More than 2,500 people have died making the crossing this year, not including about 200 who are feared to have drowned off Libya on Thursday. That compares with 3,500 who died or went missing in the Mediterranean in 2014.
"This points obviously to the continued movement of cramming large numbers of people onto boats. The Libya route across the Mediterranean is still active and the way people are being packed onto boats is causing their deaths," UNHCR spokeswoman Melissa Fleming told a regular U.N. briefing.
In one incident on Thursday, 51 people suffocated in the hold of a boat, and survivors said they had been beaten to force them into the hold and then had to pay money to smugglers just to come out of the hold to breathe, Fleming said.
One of the survivors, an Iraqi orthopaedic surgeon, said he had paid 3,000 euros ($3,385) to come up onto the top deck with his wife and two-year-old son.
Last week, 49 people died in another boat's hold after inhaling poisonous fumes, and on Wednesday 21 people are thought to have died after a dinghy with 145 on board got into difficulty, Fleming said.
The European search and rescue operation FRONTEX had saved tens of thousands of lives this year, but EU countries must do more to act together to deal with the problem, which UNHCR has repeatedly said would be manageable with the right action.

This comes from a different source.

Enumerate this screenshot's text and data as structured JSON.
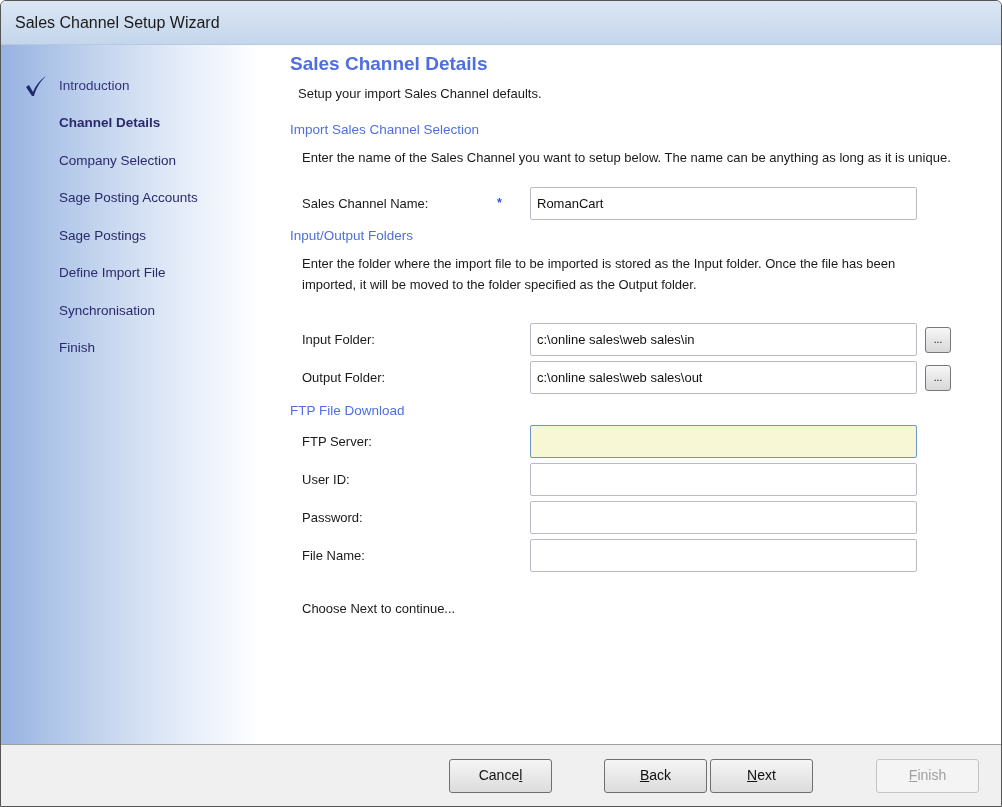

Fleming said there were legal alternatives to the dangerous journey across the Mediterranean - resettlement and humanitarian admission, with eased visa rules and family reunification.
"We reiterate our call on European countries to approach the refugee and the migrant crisis in a spirit of solidarity and cooperation and provide those seeking safety in Europe, safe, legal alternatives to these dangerous, irregular journeys. These legal avenues we've been repeating them over and over again and I would like to again repeat them now," she said.